Studies suggest that managers spend about 25 percent of their time managing conflict at work. Unfortunately, many manage conflict badly, because they escalate the conflict, or alternatively, avoid it altogether. Rather than escalate or avoid, here are five well-tested tips for managers to resolve conflicts.
1. “A lean compromise is better than a fat lawsuit.” – George Herbert
Many managers believe that a good solution is one that pleases nobody. On the contrary, solutions that please nobody are terrible solutions. While upsetting everyone equally may be fair, pleasing everyone can be equally fair. In reality, it may not be possible to give everyone everything they want. All managers have to do is find a solution that makes all disputants better off than they would be without a solution. Making them feel good about such a solution is a matter of calibrating expectations, making it clear to them that getting a little bit of what they want is better than getting nothing but more unresolved conflict.
2. “Never attribute to malice that which can be explained by stupidity.” – Hanlon’s Razor
When telling their side of the story, people often confuse speculation for fact. They don’t just tell managers what the offense was, but they add why the person committed the offense.

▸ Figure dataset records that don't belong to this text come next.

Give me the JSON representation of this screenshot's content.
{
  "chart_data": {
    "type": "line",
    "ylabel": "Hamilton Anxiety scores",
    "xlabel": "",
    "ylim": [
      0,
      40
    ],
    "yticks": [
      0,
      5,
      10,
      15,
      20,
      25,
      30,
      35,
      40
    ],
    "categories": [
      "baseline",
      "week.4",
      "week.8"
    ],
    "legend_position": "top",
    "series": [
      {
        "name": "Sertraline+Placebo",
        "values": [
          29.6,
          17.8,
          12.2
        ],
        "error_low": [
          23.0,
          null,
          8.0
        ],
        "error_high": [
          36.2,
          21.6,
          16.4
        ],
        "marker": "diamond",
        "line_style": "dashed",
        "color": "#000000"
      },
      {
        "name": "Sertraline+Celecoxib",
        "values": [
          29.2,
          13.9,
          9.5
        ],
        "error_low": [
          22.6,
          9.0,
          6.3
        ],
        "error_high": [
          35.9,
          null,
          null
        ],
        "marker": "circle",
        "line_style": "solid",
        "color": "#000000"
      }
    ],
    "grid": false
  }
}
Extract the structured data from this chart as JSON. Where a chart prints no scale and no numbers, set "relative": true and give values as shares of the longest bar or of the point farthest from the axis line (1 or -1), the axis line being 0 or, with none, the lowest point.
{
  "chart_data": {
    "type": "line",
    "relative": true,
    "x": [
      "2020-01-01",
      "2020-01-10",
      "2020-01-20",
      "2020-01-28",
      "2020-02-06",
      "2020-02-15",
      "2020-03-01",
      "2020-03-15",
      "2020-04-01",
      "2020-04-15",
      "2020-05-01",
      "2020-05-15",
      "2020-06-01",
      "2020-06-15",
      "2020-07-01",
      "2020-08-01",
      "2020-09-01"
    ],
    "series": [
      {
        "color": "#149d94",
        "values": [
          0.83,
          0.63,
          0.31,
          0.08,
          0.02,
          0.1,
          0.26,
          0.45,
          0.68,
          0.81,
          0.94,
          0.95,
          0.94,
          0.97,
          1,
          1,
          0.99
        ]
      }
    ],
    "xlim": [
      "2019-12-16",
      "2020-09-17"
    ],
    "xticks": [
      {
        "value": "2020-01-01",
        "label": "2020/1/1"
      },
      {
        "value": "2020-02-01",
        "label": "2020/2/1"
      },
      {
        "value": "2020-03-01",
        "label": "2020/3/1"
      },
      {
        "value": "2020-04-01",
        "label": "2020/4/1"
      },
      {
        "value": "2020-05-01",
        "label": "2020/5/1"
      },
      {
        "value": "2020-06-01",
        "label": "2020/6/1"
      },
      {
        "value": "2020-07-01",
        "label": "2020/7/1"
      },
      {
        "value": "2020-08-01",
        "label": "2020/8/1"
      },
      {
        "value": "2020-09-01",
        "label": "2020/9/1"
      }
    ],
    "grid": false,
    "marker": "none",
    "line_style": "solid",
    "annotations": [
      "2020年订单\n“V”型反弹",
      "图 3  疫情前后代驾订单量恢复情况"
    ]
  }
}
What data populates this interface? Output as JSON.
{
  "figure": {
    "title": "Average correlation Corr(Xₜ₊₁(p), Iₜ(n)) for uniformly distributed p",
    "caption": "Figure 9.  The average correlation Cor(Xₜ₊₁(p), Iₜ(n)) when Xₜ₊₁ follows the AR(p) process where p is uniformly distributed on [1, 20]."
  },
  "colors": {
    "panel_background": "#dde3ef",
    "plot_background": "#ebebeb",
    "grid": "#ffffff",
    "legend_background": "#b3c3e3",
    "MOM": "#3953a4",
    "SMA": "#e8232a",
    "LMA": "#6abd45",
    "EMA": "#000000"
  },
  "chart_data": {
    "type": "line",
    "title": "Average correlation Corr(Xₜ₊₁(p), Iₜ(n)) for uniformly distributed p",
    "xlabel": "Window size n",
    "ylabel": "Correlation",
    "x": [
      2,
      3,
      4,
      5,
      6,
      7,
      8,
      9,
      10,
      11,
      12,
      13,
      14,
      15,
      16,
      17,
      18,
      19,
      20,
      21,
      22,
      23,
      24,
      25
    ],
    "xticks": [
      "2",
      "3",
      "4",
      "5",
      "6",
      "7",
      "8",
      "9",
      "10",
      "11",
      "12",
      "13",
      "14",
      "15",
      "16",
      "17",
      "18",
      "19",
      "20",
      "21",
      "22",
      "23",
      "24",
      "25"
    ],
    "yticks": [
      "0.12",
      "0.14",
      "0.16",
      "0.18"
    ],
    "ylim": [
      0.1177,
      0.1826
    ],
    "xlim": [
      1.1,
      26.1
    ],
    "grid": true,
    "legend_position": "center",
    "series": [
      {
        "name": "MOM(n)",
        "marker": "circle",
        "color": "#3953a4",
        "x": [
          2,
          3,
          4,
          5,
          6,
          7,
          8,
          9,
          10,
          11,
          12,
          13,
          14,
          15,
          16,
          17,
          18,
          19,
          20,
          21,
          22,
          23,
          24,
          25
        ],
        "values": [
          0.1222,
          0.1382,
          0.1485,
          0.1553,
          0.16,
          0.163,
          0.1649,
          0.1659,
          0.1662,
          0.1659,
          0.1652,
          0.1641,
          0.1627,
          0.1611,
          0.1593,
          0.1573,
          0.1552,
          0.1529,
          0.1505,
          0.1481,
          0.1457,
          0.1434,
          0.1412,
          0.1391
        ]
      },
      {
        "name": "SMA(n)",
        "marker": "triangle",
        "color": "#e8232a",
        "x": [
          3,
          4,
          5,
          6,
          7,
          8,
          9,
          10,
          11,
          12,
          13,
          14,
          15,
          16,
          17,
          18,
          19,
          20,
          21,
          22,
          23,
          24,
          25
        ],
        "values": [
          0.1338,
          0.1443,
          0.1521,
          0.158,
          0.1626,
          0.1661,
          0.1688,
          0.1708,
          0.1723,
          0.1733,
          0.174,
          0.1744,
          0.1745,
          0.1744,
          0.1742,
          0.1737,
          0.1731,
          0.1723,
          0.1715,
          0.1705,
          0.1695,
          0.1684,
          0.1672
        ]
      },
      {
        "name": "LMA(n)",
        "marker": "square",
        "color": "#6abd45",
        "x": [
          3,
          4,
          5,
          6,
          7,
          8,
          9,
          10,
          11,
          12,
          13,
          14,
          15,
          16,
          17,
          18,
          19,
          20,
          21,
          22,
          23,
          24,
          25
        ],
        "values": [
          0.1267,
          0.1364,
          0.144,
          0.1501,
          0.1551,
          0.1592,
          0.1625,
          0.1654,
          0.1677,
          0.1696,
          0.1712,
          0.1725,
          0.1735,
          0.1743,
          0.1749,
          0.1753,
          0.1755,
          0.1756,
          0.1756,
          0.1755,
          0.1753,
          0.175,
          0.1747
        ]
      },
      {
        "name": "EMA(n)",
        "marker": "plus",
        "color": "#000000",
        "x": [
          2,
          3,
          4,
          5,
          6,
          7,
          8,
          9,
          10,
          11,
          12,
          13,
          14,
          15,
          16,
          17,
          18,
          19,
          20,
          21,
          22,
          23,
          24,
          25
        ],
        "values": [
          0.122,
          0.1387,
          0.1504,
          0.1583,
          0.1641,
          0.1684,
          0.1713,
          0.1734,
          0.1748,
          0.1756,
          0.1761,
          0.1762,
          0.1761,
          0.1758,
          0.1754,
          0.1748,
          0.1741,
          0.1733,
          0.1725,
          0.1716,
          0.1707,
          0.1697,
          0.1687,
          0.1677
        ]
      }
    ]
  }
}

It is natural to speculate about others’ motives when people are hurt. Unfortunately, speculation presents two problems. First, in the face of ambiguous evidence, people err toward seeing malicious motives instead of benign motives, or even a lack of motive. Second, people often treat speculation as fact. Listen for claims about other’s sinister motives, then ask the complainer, “How do you know that? How do you know it wasn’t just an accident?”
3. “There are three sides to every story, baby: yours, mine, and the cold, hard truth.” – Don Henley
There is always more than one side to the story. Thus, when mediating employees’ disputes, managers need to have the patience to get the unbiased truth before making judgments and taking sides. Patience is required because complaints from employees about other employees (or customers) rarely come to one’s attention in a well-investigated, balanced package, with testimonies from both sides. Instead, complaints come from one side first, typically from the point of view of being the victim of another’s unprovoked act. A manager’s first instinct may be to share in the employee’s moral outrage and enact instant justice. However, the second person tells a similar story, but with all the roles reversed: “Hey, I’m the victim here; she started it, not me.” Those are the two sides of the story, and both can’t be true, and neither usually is. The truth lies somewhere between. Find it before acting, even before letting moral outrage get all worked up.
4. “Lightning doesn’t fall from a blue sky.” – Folk Wisdom
Getting to the truth is hard, in part because people act as if lightning falls from a blue sky. That is, people often claim that whatever offense they have suffered “came out of nowhere,” “without warning or cause” and was “unjustified.” Because lightning doesn’t fall from a blue sky, it is important to ask yourself, what storm clouds did the complainer ignore or conveniently forget to include in the story? Moreover, how might the complainer have precipitated or contributed to the beginning of the conflict?
5. “Speak when you are angry, and you’ll make the best speech you’ll ever regret.” – Ambrose Bierce
Anyone who has ever sent an angry email immediately after writing it understands Bierce’s warning. Angry emails inflame conflict rather than extinguish it, and the writer inevitably feels different later – an emotional change so predictable and yet always forgotten in that moment of anger. “I’m so mad that I’ll never feel differently!” Click send.
Mediating others’ disputes may frustrate managers. Can’t these employees just be professionals?! As anger rises, remember that it tempts one to strike the offender with righteous, clever reprimands. But it’s better to be helpful than clever, to find solutions than to vent anger. So do not speak, orally or in email, when angry.